4. De quelle façon les membres des forces armées obtiennent-ils le statut de PG ? Ce statut peut-il leur être refusé ? Les civils peuvent-ils bénéficier du statut de PG ? En quoi les garanties accordées aux internés civils diffèrent-elles de celles accordées aux PG ? (CG I, art. 3 ; CG III, art. 4, art. 118, art. 119 ; CG IV, art. 4 ; PA II, art. 4, par. 1 ; art. 5 ; DIHC, Règle 128)
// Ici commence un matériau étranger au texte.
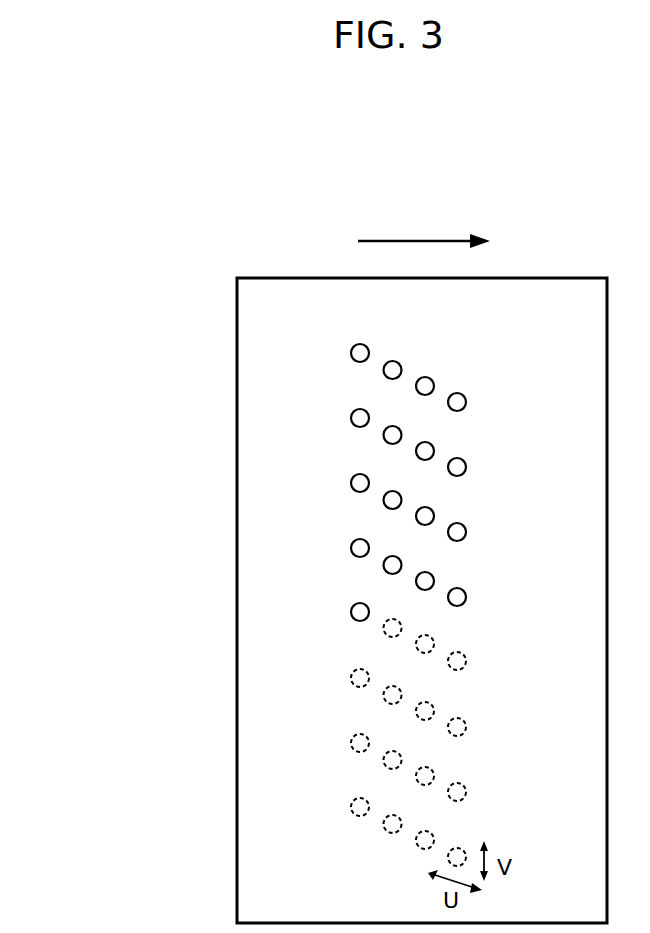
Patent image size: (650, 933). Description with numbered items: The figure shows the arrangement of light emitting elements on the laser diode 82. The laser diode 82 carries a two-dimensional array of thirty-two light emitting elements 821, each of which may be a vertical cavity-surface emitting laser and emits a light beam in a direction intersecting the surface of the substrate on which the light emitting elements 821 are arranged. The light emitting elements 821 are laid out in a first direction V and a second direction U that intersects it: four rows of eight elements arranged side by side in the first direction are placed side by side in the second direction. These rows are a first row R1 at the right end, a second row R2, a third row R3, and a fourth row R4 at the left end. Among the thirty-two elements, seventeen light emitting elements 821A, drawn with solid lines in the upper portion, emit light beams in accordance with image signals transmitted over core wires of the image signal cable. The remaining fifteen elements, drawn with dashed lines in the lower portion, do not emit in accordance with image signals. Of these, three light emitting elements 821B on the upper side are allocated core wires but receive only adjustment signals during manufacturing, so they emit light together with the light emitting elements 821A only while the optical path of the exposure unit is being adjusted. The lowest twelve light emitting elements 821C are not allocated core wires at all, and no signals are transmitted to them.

The laser diode 82 is at (297, 278).
The light emitting elements 821 is at (113, 380).
The light emitting elements (image-signal driven) 821A is at (383, 371).
The light emitting elements (adjustment only) 821B is at (447, 661).
The light emitting elements (unallocated) 821C is at (384, 696).
The first row R1 is at (458, 384).
The second row R2 is at (426, 368).
The third row R3 is at (393, 352).
The fourth row R4 is at (361, 335).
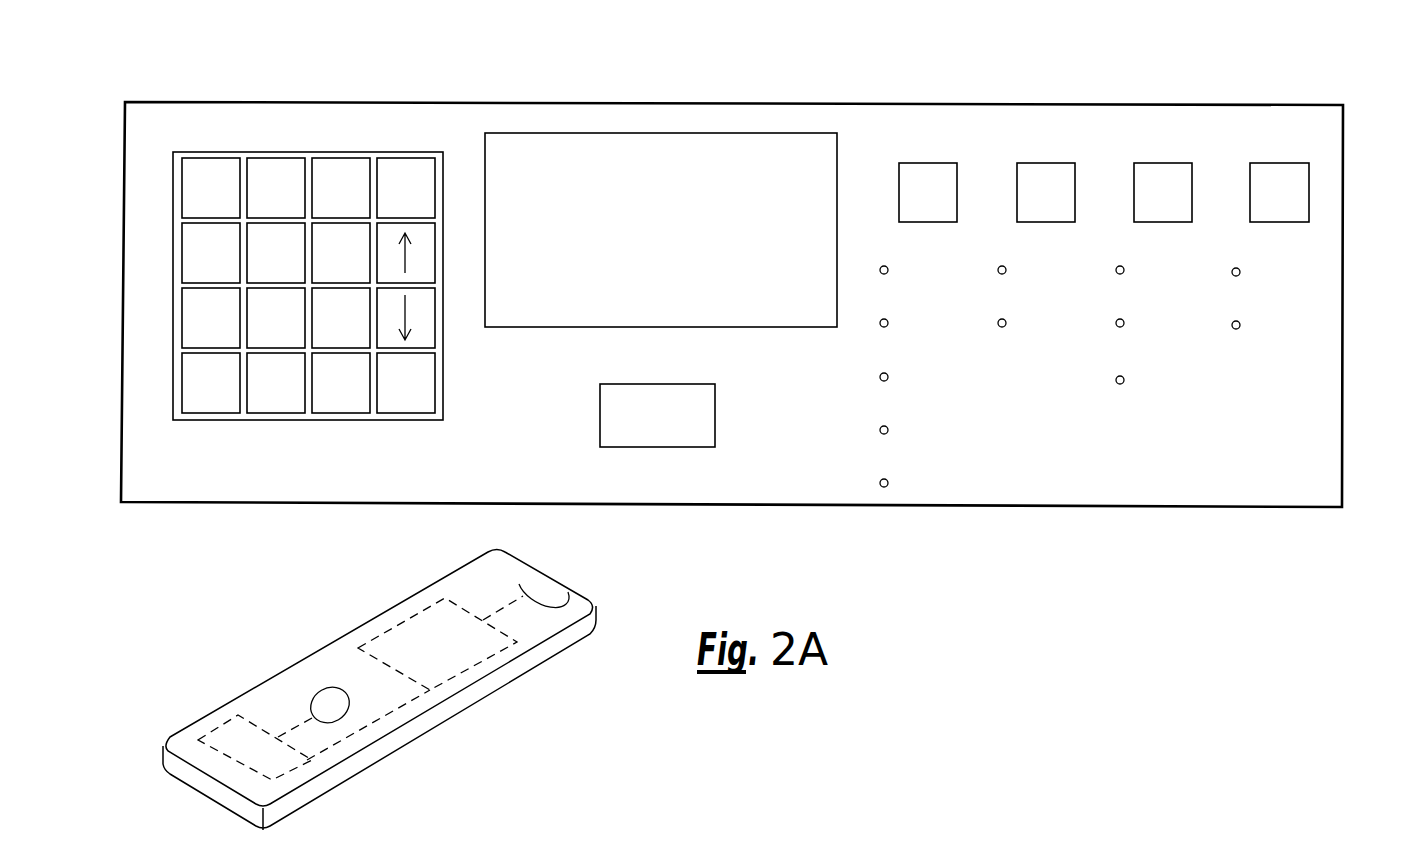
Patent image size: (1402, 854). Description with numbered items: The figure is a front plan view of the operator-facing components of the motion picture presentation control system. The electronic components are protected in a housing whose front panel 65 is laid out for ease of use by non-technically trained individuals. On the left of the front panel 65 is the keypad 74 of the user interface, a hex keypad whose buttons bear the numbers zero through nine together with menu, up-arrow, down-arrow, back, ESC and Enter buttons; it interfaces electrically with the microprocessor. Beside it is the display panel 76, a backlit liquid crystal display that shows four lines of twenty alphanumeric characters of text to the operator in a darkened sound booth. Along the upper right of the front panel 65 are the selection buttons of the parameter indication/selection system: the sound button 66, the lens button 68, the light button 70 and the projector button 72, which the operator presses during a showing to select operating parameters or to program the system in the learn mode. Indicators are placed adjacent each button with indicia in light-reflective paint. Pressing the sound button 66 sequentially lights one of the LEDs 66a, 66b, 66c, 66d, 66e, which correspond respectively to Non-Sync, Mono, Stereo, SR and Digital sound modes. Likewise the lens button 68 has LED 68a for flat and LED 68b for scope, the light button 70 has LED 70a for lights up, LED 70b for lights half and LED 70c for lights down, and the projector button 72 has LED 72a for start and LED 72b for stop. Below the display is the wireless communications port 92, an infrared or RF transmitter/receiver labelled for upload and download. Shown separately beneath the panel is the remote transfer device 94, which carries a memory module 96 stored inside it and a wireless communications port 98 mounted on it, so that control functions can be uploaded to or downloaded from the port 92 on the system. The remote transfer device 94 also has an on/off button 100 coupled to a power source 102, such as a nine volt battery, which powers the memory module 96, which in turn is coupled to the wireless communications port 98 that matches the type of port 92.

The front panel 65 is at (1089, 493).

5. Quelles obligations incombent aux États s’agissant de la libération des PG ? Dans ce cas d’étude, l’Équateur et le Pérou ont échangé des PG simultanément. Cette réciprocité est-elle exigée par le DIH, ou les parties peuvent-elles aussi libérer des PG de façon unilatérale ? (CG III, art. 118, art. 119 ; DIHC, Règle 128).
6. Les parties au conflit ont-elles l’obligation d’autoriser l’accès humanitaire aux PG ? (CG III, art. 126 ; CG IV, art. 76 ; DIHC, Règle 124).
III. Éléments contribuant au respect du DIH
7. (Document C) Dans sa lettre adressée au Secrétaire général des Nations Unies, l’Équateur mentionne en particulier son respect de l’article 118 de la Troisième Convention de Genève (1949). En quoi le fait de rappeler qu’ils se conforment aux DIH est-il un atout pour les États ? Selon vous, la question de la réputation internationale des parties pourrait-elle les encourager à respecter le DIH ?
8. (Document A, source 2) Quelle a été l’influence des pays garants du Protocole de Rio de Janeiro (Argentine, Brésil, Chili et États-Unis) sur les échanges de PG entre l’Équateur et le Pérou ? Pensez-vous que ces échanges auraient été possibles sans leur intermédiaire ? Qu’est-ce qui a pu motiver les pays garants à encourager les échanges de PG ?
9. (Document C) Selon la déclaration de l’Équateur, « le processus de rapatriement contribu[e] réellement et efficacement à améliorer les relations entre l’Équateur et le Pérou ». Dans quelle mesure pensez-vous que ces échanges mutuels de PG peuvent contribuer au processus de paix entre l’Équateur et le Pérou ?
10. (Documents B et C) Selon vous, quels sont les avantages à bénéficier des services des organisations humanitaires pour faciliter et soutenir les échanges de PG ? Pensez-vous que la participation d’organisations humanitaires à ce processus a une influence sur la manière dont les détenus sont traités avant leur rapatriement ?
[1] Traduction CICR Paris : « Lors d’une réunion à haut-niveau entre les pays garants du Protocole de Rio de Janeiro, les vice-ministres de l’Équateur et du Pérou, l’Ambassadeur Marcelo Fernandez de Cordoba et l’Ambassadeur Eduardo Ponce Vivanco, en qualité de représentants de leur gouvernement, ont confirmé la cessation des hostilités entre l’Équateur et le Pérou, suite aux déclarations officielles publiées par les deux gouvernements, et ce à partir de midi – heure de Lima et Quito – le 14 février, afin de consolider l’accord de cessez-le-feu et d’éviter tout nouveau désaccord qui pourrait altérer les relations de paix, l’amitié et la bonne entente entre le Pérou et l’Équateur ».